La "plongée au coeur de l'institution la plus détestée de France" n'éclaboussera pas grand monde. Ecrit par une ancienne agent de la Hadopi, le livre de Tris Acatrinei (Fyp Editions, 144p., 15 €) peine à répondre aux promesses de révélations d'une insider.

Que penser du livre de Tris Acatrinei, "Hadopi : Plongée au coeur de l'institution la plus détestée de France ?", qui vient de paraître chez Fyp éditions ? En reposant les 140 pages de l'ouvrage écrit par cette ancienne agent de la Haute Autorité anti-piratage, on se pose encore la question. La promesse, pourtant, était séduisante. L'auteure "raconte ce qui s’est vraiment passé et ce qui se passe encore entre les murs de l’institution", affirmait le communiqué de presse. Mais il faudra attendre pour avoir la moindre révélation ou même la confirmation de ce que nous racontions des tensions internes et des calculs politiques.

En réalité, Tris Acatrinei règle surtout des comptes.

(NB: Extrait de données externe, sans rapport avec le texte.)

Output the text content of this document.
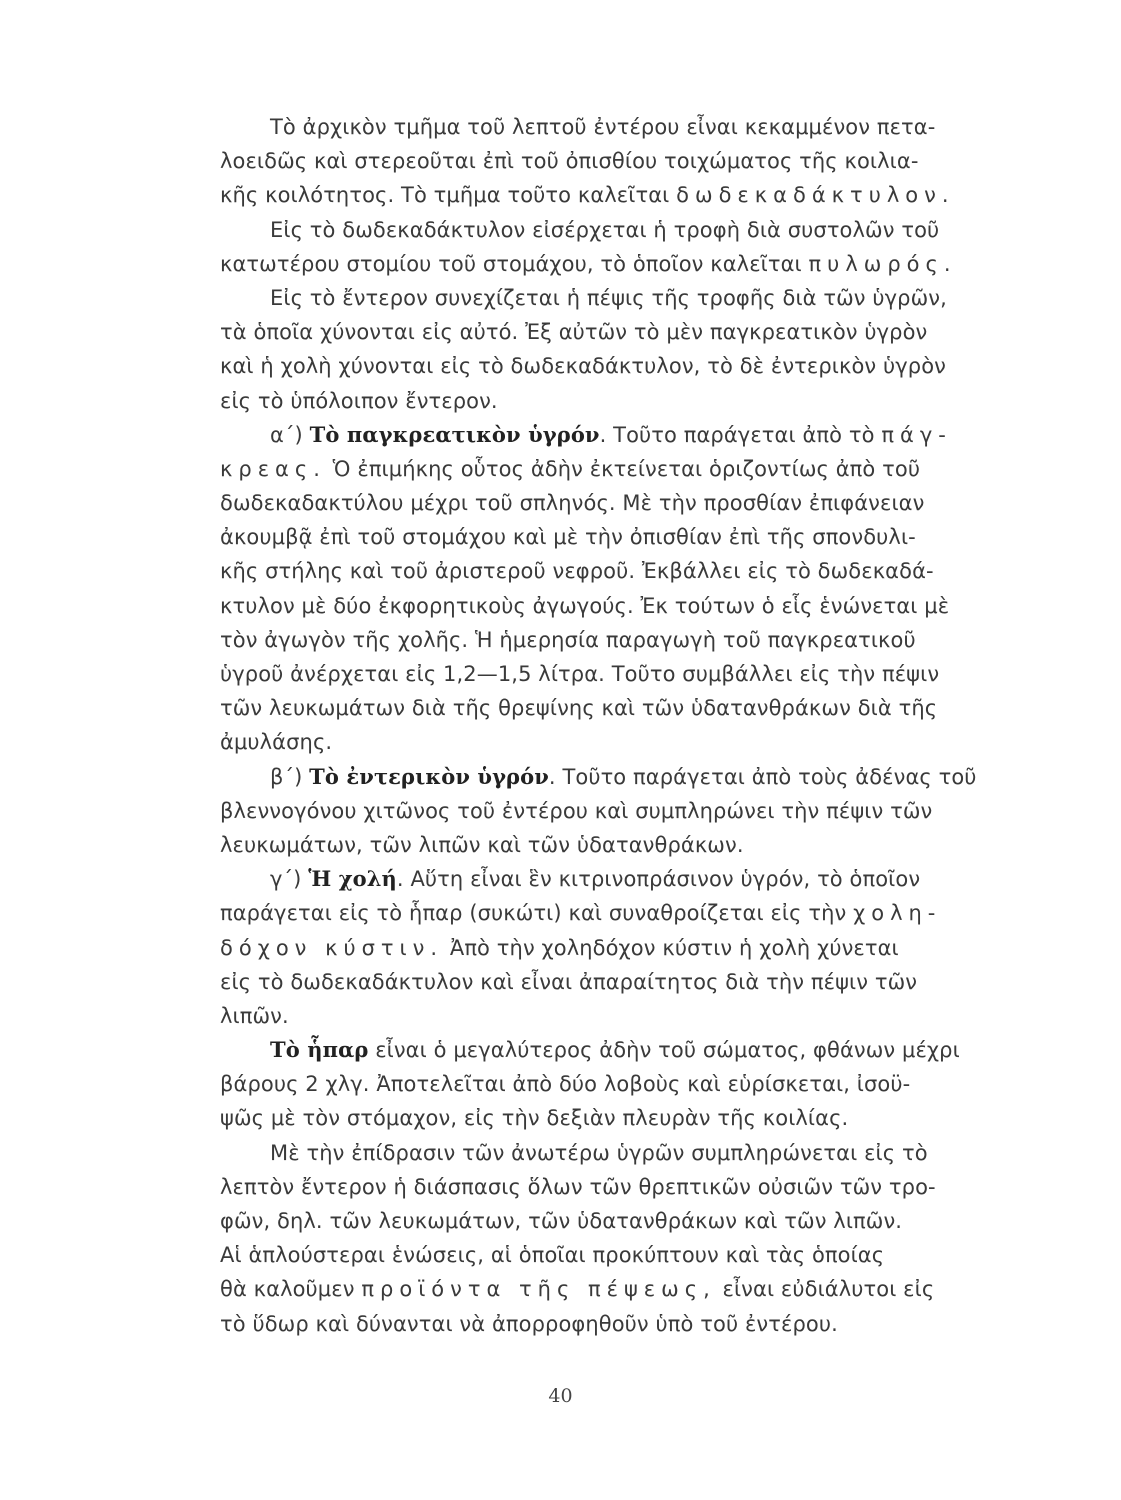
Τὸ ἀρχικὸν τμῆμα τοῦ λεπτοῦ ἐντέρου εἶναι κεκαμμένον πετα-
λοειδῶς καὶ στερεοῦται ἐπὶ τοῦ ὀπισθίου τοιχώματος τῆς κοιλια-
κῆς κοιλότητος. Τὸ τμῆμα τοῦτο καλεῖται δωδεκαδάκτυλον.
Εἰς τὸ δωδεκαδάκτυλον εἰσέρχεται ἡ τροφὴ διὰ συστολῶν τοῦ
κατωτέρου στομίου τοῦ στομάχου, τὸ ὁποῖον καλεῖται πυλωρός.
Εἰς τὸ ἔντερον συνεχίζεται ἡ πέψις τῆς τροφῆς διὰ τῶν ὑγρῶν,
τὰ ὁποῖα χύνονται εἰς αὐτό. Ἐξ αὐτῶν τὸ μὲν παγκρεατικὸν ὑγρὸν
καὶ ἡ χολὴ χύνονται εἰς τὸ δωδεκαδάκτυλον, τὸ δὲ ἐντερικὸν ὑγρὸν
εἰς τὸ ὑπόλοιπον ἔντερον.
α΄) Τὸ παγκρεατικὸν ὑγρόν. Τοῦτο παράγεται ἀπὸ τὸ πάγ-
κρεας. Ὁ ἐπιμήκης οὗτος ἀδὴν ἐκτείνεται ὁριζοντίως ἀπὸ τοῦ
δωδεκαδακτύλου μέχρι τοῦ σπληνός. Μὲ τὴν προσθίαν ἐπιφάνειαν
ἀκουμβᾷ ἐπὶ τοῦ στομάχου καὶ μὲ τὴν ὀπισθίαν ἐπὶ τῆς σπονδυλι-
κῆς στήλης καὶ τοῦ ἀριστεροῦ νεφροῦ. Ἐκβάλλει εἰς τὸ δωδεκαδά-
κτυλον μὲ δύο ἐκφορητικοὺς ἀγωγούς. Ἐκ τούτων ὁ εἷς ἑνώνεται μὲ
τὸν ἀγωγὸν τῆς χολῆς. Ἡ ἡμερησία παραγωγὴ τοῦ παγκρεατικοῦ
ὑγροῦ ἀνέρχεται εἰς 1,2—1,5 λίτρα. Τοῦτο συμβάλλει εἰς τὴν πέψιν
τῶν λευκωμάτων διὰ τῆς θρεψίνης καὶ τῶν ὑδατανθράκων διὰ τῆς
ἀμυλάσης.
β΄) Τὸ ἐντερικὸν ὑγρόν. Τοῦτο παράγεται ἀπὸ τοὺς ἀδένας τοῦ
βλεννογόνου χιτῶνος τοῦ ἐντέρου καὶ συμπληρώνει τὴν πέψιν τῶν
λευκωμάτων, τῶν λιπῶν καὶ τῶν ὑδατανθράκων.
γ΄) Ἡ χολή. Αὕτη εἶναι ἓν κιτρινοπράσινον ὑγρόν, τὸ ὁποῖον
παράγεται εἰς τὸ ἧπαρ (συκώτι) καὶ συναθροίζεται εἰς τὴν χολη-
δόχον κύστιν. Ἀπὸ τὴν χοληδόχον κύστιν ἡ χολὴ χύνεται
εἰς τὸ δωδεκαδάκτυλον καὶ εἶναι ἀπαραίτητος διὰ τὴν πέψιν τῶν
λιπῶν.
Τὸ ἧπαρ εἶναι ὁ μεγαλύτερος ἀδὴν τοῦ σώματος, φθάνων μέχρι
βάρους 2 χλγ. Ἀποτελεῖται ἀπὸ δύο λοβοὺς καὶ εὑρίσκεται, ἰσοϋ-
ψῶς μὲ τὸν στόμαχον, εἰς τὴν δεξιὰν πλευρὰν τῆς κοιλίας.
Μὲ τὴν ἐπίδρασιν τῶν ἀνωτέρω ὑγρῶν συμπληρώνεται εἰς τὸ
λεπτὸν ἔντερον ἡ διάσπασις ὅλων τῶν θρεπτικῶν οὐσιῶν τῶν τρο-
φῶν, δηλ. τῶν λευκωμάτων, τῶν ὑδατανθράκων καὶ τῶν λιπῶν.
Αἱ ἁπλούστεραι ἑνώσεις, αἱ ὁποῖαι προκύπτουν καὶ τὰς ὁποίας
θὰ καλοῦμεν προϊόντα τῆς πέψεως, εἶναι εὐδιάλυτοι εἰς
τὸ ὕδωρ καὶ δύνανται νὰ ἀπορροφηθοῦν ὑπὸ τοῦ ἐντέρου.
40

Contre les anciens "experts-pilotes" des feux Labs Hadopi, accusés en substance d'avoir été pour la plupart payés à ne rien faire ou à laisser travailler les petites mains de l'institution ("certaines personnes étaient beaucoup plus intéressées par leur situation personnelle que par la notion de service public", "Pour son livre vert sur le filtrage, Jean-Michel Planche avait une deadline à respecter. Occupé ailleurs, il s'en était peu à peu désintéressé. (… Nous) travaillâmes dessus en catastrophe", …). 

Contre les ayants droits, accusés de tirer dans le dos de l'institution ("Quand on débarque à l'Hadopi, on sait qu'on va se mettre à dos à peu près 75 %des internautes français (les 25 % restants s'en fichent). Mais on se dit très naïvement qu'au moins, on va avoir le soutien des ayants droit").

Contre la ministre de la Culture Aurélie Filippetti qui "n'a jamais rencontré la Direction de l'Hadopi et encore moins les agents", qui a passé son temps à critiquer l'inefficacité de l'institution, et qui "de source autorisée, n'était pas un bourreau de travail". "Cela nous consolait de voir qu'il n'y avait pas que sur l'Hadopi qu'elle avait de sévères lacunes", s'amuse-t-elle.

Contre la mission Lescure, accusée d'avoir fait semblant d'être indépendante alors que dès le le 26 septembre 2012, au tout début de la mission, un membre de la mission "a fini par me dire que le sort de l'Hadopi était déjà réglé et qu'une majeure partie de ses missions seraient confiées au CSA". "Les conclusions étaient déjà écrites", feint-elle de s'étonner (n'est-ce pas le cas de toutes les missions officielles ?)

Contre la presse en ligne, et en particulier, contre "deux webzines", que l'on devine être Numerama et PC Inpact, accusés de chercher à faire de l'audience en cassant Hadopi du soir au matin. "Depuis 2009, pas une semaine ne se passe sans qu'au moins deux webzines ne fassent leurs choux gras sur le dos de l'institution", écrit Tris Acatrinei, qui affirme que "le souci de vérité n'est jamais la préoccupation première des webzines".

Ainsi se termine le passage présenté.